Personal information
- Date of birth: 17 July 1928
- Place of birth: Copăceni, Vâlcea, Romania
- Date of death: 21 June 2000 (aged 71)
- Place of death: Bucharest, Romania
- Height: 1.72 m (5 ft 8 in)
- Position(s): Striker

Youth career
- 1947–1949: Juventus București

Senior career*
- Years: Team / Apps / (Gls)
- 1950: Partizanul București / 6 / (8)
- 1950–1951: Steaua București / 6 / (1)
- 1952–1953: CA Câmpulung Moldovenesc / 32 / (5)
- 1953–1961: Steaua București / 153 / (85)
- 1962: Olimpia București
- Total:  / 198 / (99)

International career
- Romania B / 5 / (0)
- 1956–1959: Romania / 5 / (0)

Managerial career
- 1982–1989: Steaua București (president)

= Ion Alecsandrescu =

Romanian footballer and club president

Ion Alecsandrescu (17 July 1928 – 21 June 2000) was the president of Steaua București during the team's golden era, between 1985 and 1989. His nickname was Sfinxul (The Sphinx) and was recently declared as Steaua Bucharest's Man of the Century.

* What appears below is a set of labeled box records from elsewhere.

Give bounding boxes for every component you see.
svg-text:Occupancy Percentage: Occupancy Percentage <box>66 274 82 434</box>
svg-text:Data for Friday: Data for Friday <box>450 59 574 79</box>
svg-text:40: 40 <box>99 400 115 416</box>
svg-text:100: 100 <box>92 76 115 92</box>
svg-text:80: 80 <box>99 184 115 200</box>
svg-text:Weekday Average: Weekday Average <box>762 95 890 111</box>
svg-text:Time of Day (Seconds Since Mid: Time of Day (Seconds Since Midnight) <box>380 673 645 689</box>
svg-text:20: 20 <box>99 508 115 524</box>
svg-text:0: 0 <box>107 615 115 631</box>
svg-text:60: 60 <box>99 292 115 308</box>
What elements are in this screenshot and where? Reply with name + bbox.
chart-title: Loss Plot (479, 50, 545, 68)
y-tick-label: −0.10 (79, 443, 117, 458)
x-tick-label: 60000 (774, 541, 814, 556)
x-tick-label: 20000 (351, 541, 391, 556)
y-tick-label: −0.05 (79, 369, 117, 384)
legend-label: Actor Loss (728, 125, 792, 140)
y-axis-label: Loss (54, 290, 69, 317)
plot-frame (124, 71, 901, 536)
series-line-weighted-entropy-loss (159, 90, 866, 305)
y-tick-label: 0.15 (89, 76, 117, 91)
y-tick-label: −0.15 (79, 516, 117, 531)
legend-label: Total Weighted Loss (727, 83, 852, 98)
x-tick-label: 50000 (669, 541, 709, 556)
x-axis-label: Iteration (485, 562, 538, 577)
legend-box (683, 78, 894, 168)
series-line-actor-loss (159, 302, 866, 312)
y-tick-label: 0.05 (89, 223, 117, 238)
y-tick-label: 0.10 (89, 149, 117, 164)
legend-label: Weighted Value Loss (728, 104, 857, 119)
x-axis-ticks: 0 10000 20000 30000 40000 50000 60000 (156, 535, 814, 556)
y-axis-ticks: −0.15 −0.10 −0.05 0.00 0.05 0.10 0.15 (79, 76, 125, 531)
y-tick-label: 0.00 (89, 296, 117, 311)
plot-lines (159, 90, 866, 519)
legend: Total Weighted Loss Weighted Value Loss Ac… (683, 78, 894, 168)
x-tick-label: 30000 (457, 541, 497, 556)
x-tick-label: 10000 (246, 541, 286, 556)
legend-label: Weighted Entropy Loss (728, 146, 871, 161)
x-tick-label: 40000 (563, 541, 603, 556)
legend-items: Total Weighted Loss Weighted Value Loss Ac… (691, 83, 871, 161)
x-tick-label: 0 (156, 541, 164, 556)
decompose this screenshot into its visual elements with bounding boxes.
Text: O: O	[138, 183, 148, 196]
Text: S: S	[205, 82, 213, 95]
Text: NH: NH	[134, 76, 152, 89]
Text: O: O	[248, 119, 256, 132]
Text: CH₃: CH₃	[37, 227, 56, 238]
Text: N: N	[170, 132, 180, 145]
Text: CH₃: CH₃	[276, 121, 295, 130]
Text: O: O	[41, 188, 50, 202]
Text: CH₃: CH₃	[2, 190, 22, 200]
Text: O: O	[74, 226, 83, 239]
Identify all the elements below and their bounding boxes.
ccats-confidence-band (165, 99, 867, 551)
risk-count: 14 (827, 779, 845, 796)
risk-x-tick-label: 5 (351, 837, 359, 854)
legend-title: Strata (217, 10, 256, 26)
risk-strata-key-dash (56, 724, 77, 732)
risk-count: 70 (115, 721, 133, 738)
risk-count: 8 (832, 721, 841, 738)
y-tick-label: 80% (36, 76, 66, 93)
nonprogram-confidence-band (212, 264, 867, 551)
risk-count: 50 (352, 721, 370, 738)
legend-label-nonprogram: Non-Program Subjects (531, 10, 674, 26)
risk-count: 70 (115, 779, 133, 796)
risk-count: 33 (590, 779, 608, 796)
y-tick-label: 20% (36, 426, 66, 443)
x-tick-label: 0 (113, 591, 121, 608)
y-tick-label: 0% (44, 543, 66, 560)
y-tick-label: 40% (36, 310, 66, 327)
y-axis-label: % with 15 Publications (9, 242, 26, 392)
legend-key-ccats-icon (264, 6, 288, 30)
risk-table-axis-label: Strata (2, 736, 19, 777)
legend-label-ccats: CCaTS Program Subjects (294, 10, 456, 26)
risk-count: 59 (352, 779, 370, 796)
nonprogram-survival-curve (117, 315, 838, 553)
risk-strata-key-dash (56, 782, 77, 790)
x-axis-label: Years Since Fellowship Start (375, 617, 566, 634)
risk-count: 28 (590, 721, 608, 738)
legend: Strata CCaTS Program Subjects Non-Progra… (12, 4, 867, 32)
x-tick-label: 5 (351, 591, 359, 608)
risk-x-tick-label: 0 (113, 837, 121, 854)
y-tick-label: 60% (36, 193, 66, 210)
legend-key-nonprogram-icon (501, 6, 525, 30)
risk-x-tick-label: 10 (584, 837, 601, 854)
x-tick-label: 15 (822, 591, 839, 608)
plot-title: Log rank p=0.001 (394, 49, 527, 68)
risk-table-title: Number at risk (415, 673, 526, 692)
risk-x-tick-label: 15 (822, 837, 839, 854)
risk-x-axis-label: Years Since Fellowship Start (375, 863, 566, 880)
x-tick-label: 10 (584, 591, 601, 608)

Alecsandrescu also played football between 1947 and 1962 for Juventus București, Steaua București, CA Câmpulung Moldovenesc and Olimpia București.

He was top scorer of Liga I with 18 goals in only 22 games, in 1956.

Alecsandrescu won five championships and a Cupa României, all with Steaua București and also won four caps for Romania and one for Romania's Olympic team.